Changing Messaging Toward the Primal
If the next female presidential candidate and her campaign staff will look at all of this and go forward with a strong campaign that appeals to people’s primal drives, this candidate and staff will coach each day’s messaging with “remember, today, when you go out and speak, it’s about strength, resilience, and protection” just as much as the candidate and staff will say, “remember, it’s about the economy,” and more than, “the other guy is bad” or “men are bad” or “America is bad because it did not elect a woman.”
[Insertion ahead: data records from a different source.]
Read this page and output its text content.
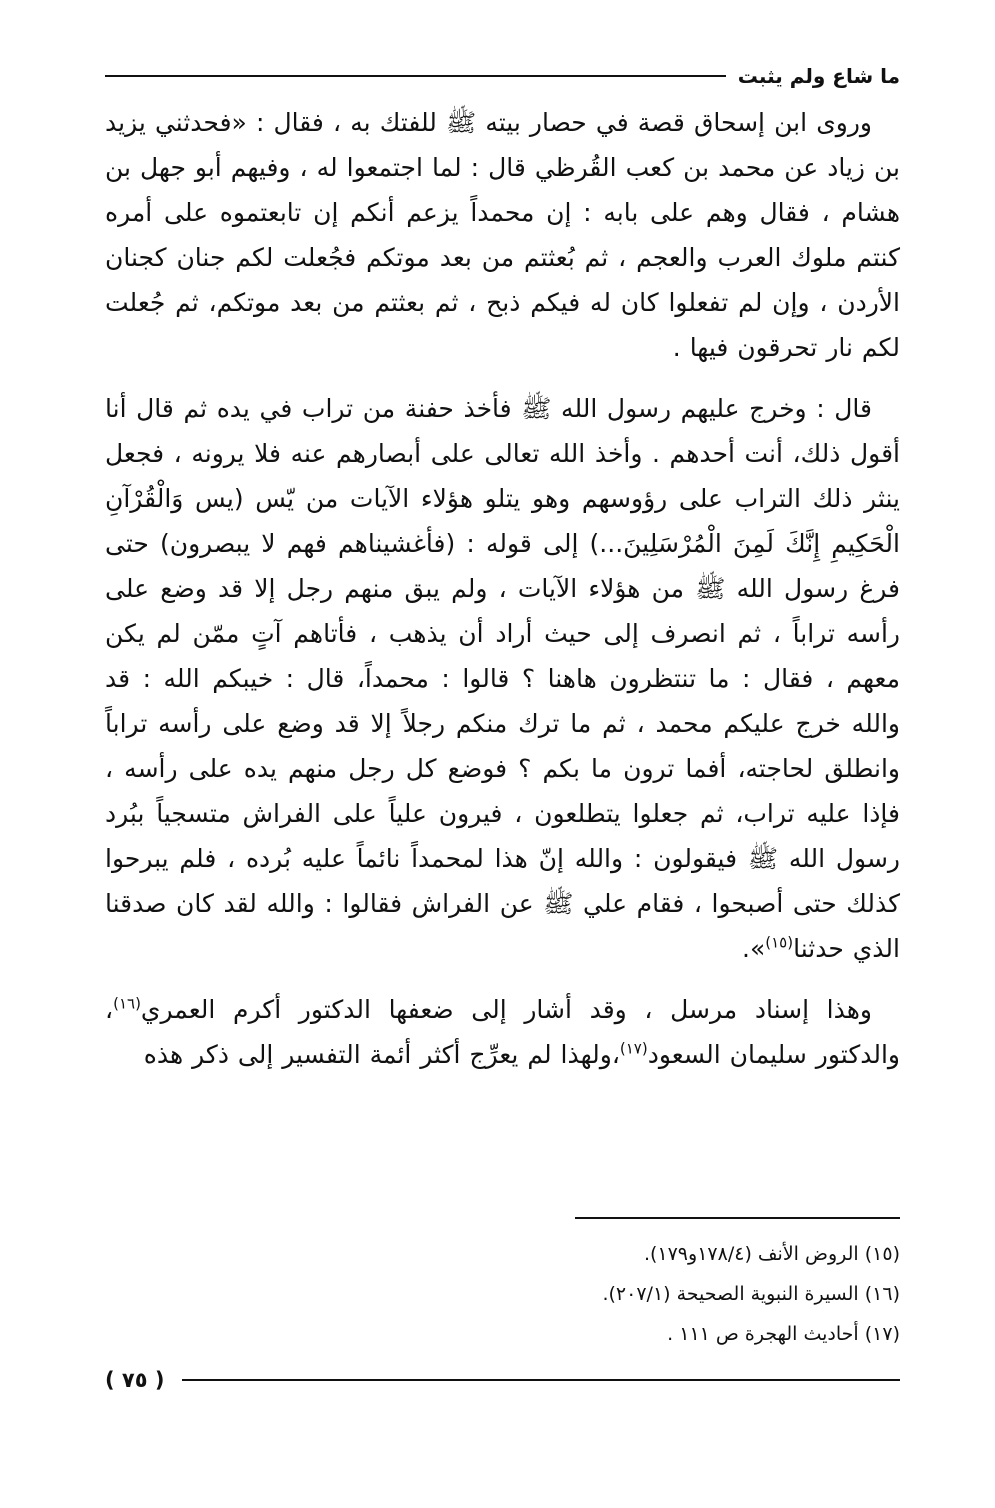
ما شاع ولم يثبت

وروى ابن إسحاق قصة في حصار بيته ﷺ للفتك به ، فقال : «فحدثني يزيد بن زياد عن محمد بن كعب القُرظي قال : لما اجتمعوا له ، وفيهم أبو جهل بن هشام ، فقال وهم على بابه : إن محمداً يزعم أنكم إن تابعتموه على أمره كنتم ملوك العرب والعجم ، ثم بُعثتم من بعد موتكم فجُعلت لكم جنان كجنان الأردن ، وإن لم تفعلوا كان له فيكم ذبح ، ثم بعثتم من بعد موتكم، ثم جُعلت لكم نار تحرقون فيها .

قال : وخرج عليهم رسول الله ﷺ فأخذ حفنة من تراب في يده ثم قال أنا أقول ذلك، أنت أحدهم . وأخذ الله تعالى على أبصارهم عنه فلا يرونه ، فجعل ينثر ذلك التراب على رؤوسهم وهو يتلو هؤلاء الآيات من يّس (يس وَالْقُرْآنِ الْحَكِيمِ إِنَّكَ لَمِنَ الْمُرْسَلِينَ...) إلى قوله : (فأغشيناهم فهم لا يبصرون) حتى فرغ رسول الله ﷺ من هؤلاء الآيات ، ولم يبق منهم رجل إلا قد وضع على رأسه تراباً ، ثم انصرف إلى حيث أراد أن يذهب ، فأتاهم آتٍ ممّن لم يكن معهم ، فقال : ما تنتظرون هاهنا ؟ قالوا : محمداً، قال : خيبكم الله : قد والله خرج عليكم محمد ، ثم ما ترك منكم رجلاً إلا قد وضع على رأسه تراباً وانطلق لحاجته، أفما ترون ما بكم ؟ فوضع كل رجل منهم يده على رأسه ، فإذا عليه تراب، ثم جعلوا يتطلعون ، فيرون علياً على الفراش متسجياً ببُرد رسول الله ﷺ فيقولون : والله إنّ هذا لمحمداً نائماً عليه بُرده ، فلم يبرحوا كذلك حتى أصبحوا ، فقام علي ﷺ عن الفراش فقالوا : والله لقد كان صدقنا الذي حدثنا$^{(١٥)}$».

وهذا إسناد مرسل ، وقد أشار إلى ضعفها الدكتور أكرم العمري$^{(١٦)}$، والدكتور سليمان السعود$^{(١٧)}$،ولهذا لم يعرِّج أكثر أئمة التفسير إلى ذكر هذه

(١٥) الروض الأنف (١٧٨/٤و١٧٩).
(١٦) السيرة النبوية الصحيحة (٢٠٧/١).
(١٧) أحاديث الهجرة ص ١١١ .
( ٧٥ )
As a moderate and a gender expert, I hope all of us, candidates and citizens, will look at these things as we look into our crystal ball about the future. I hope we will support a qualified female president whether Democrat, Republican, or Independent because we need women at the top. But to get that goal reached, I believe we need to ask this female candidate to take human biology to heart and master our biological—natural—reality. We as citizens can ask her to focus on our human need for strength and protection.
Even though there are sexists and racists in the voting public, I believe she will win the majority of Americans in large part because she will win the moderates—that vast number of voters who vote for certain policies on Left or Right, but even more so, vote from within our primal needs and intentions. I am one of those voters ready to vote for her, glad to help her explore these things. I hope everyone around her will see beyond the bad in the other person to the good in the woman herself—the strength, empathy, resilience, and protectiveness that she no doubt feels already but, if she is to win, must make central to her leadership.